EU Commission President Ursula von der Leyen also commented on X. She wrote: “I strongly condemn the despicable attack on Prime Minister Robert Fico. Such acts of violence have no place in our society and undermine democracy, our most valuable common good. My thoughts are with Prime Minister Fico and his family.” EU Council President Charles Michel said he was shocked by the attack. Violence and such attacks cannot be justified by anything, he wrote on X.

Parliament in Bratislava held a heated debate on Wednesday over one of the most controversial plans of Fico’s government, consisting of two social democratic and a right-wing populist national party SNS.

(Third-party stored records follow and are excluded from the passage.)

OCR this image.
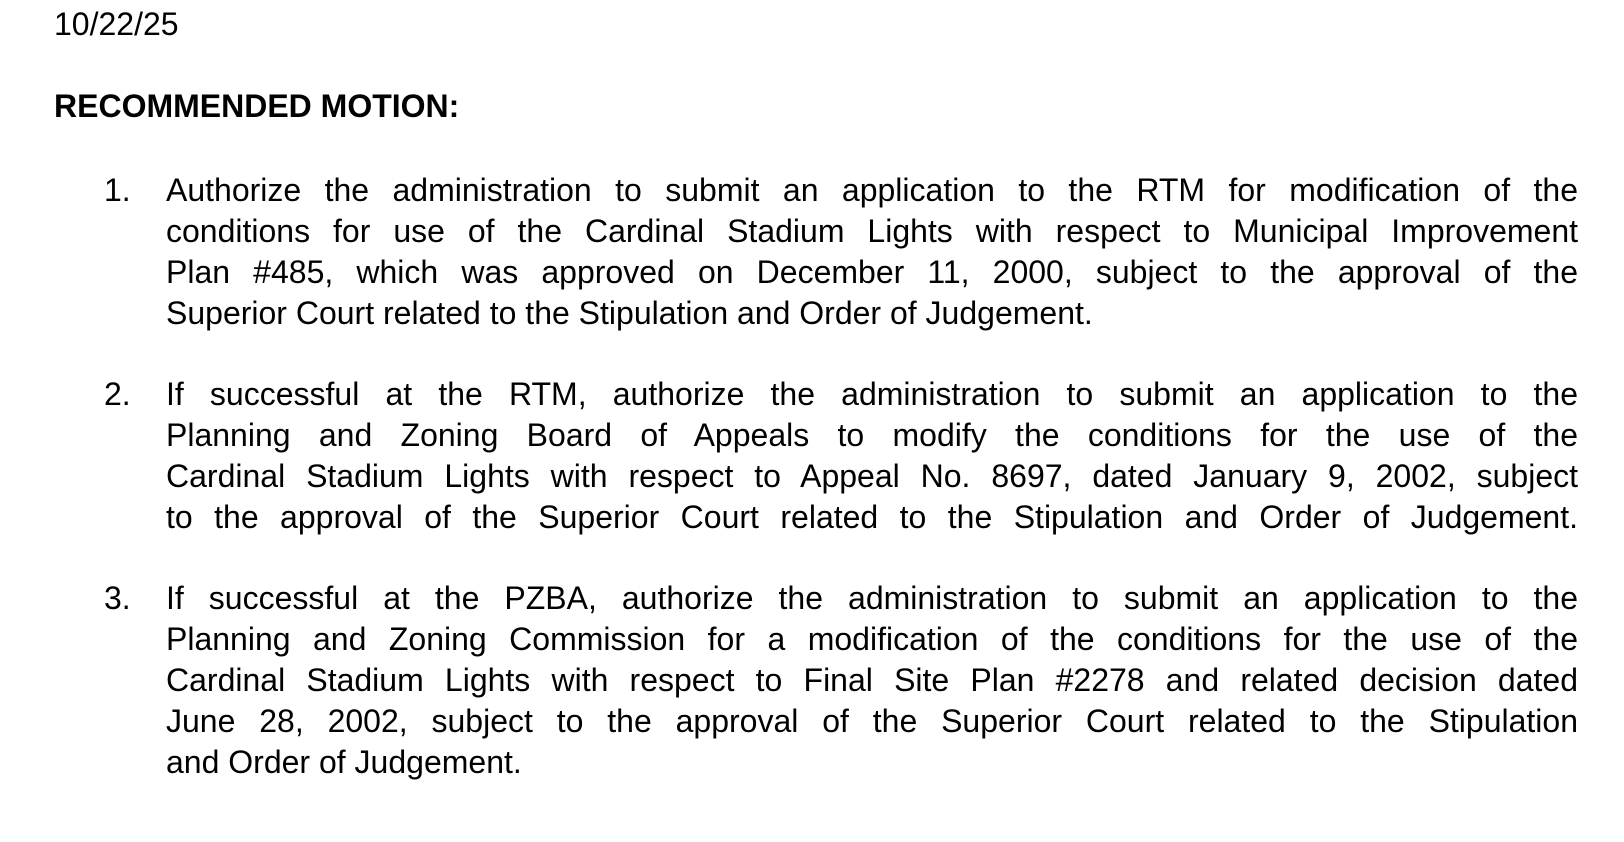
10/22/25
RECOMMENDED MOTION:
1.	Authorize the administration to submit an application to the RTM for modification of the
conditions for use of the Cardinal Stadium Lights with respect to Municipal Improvement
Plan #485, which was approved on December 11, 2000, subject to the approval of the
Superior Court related to the Stipulation and Order of Judgement.
2.	If successful at the RTM, authorize the administration to submit an application to the
Planning and Zoning Board of Appeals to modify the conditions for the use of the
Cardinal Stadium Lights with respect to Appeal No. 8697, dated January 9, 2002, subject
to the approval of the Superior Court related to the Stipulation and Order of Judgement.
3.	If successful at the PZBA, authorize the administration to submit an application to the
Planning and Zoning Commission for a modification of the conditions for the use of the
Cardinal Stadium Lights with respect to Final Site Plan #2278 and related decision dated
June 28, 2002, subject to the approval of the Superior Court related to the Stipulation
and Order of Judgement.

Culture Minister Martina Simkovicova, proposed by the SNS, wants to dissolve the public broadcaster RTVS and replace it with a new institution. She has the approval of her coalition partners, who have repeatedly accused RTVS of being partial. The opposition parties, on the other hand, accuse the government of wanting to replace the radio and television RTVS, which polls show is trustworthy, with a propaganda station. However, it was initially unclear whether there was a connection to the attack and the debate.

Fico recently accused the liberal opposition of fomenting a climate of hostility against his government. Given the heated atmosphere, it cannot be ruled out that an act of violence could occur at some point.

Fico is the founder and head of the left-wing party Smer-SSD, which has recently become increasingly nationalistic, and has been one of the most popular politicians in Slovakia for almost 30 years. But at the same time he polarizes like no other. Opponents call him “pro-Russian” and accuse him of wanting to lead Slovakia on a similar course to Hungary under the aegis of Prime Minister Viktor Orban, who governs with authoritarian means.

In fact, unlike Hungary, Slovakia has supported all EU sanctions against Russia since Fico’s return to government in October and has also agreed to all EU aid to Ukraine – including the use of frozen Russian funds for Ukraine and support for Ukraine’s accession to the EU, but not to NATO. Contrary to misleading media reports, Fico does not fundamentally reject the sanctions against Russia. However, he criticizes the fact that some of them are doing more harm to Slovakia, which is dependent on Russian gas, oil and uranium, than to Russia itself. Instead, he is calling for sanctions that would hit Russia more severely.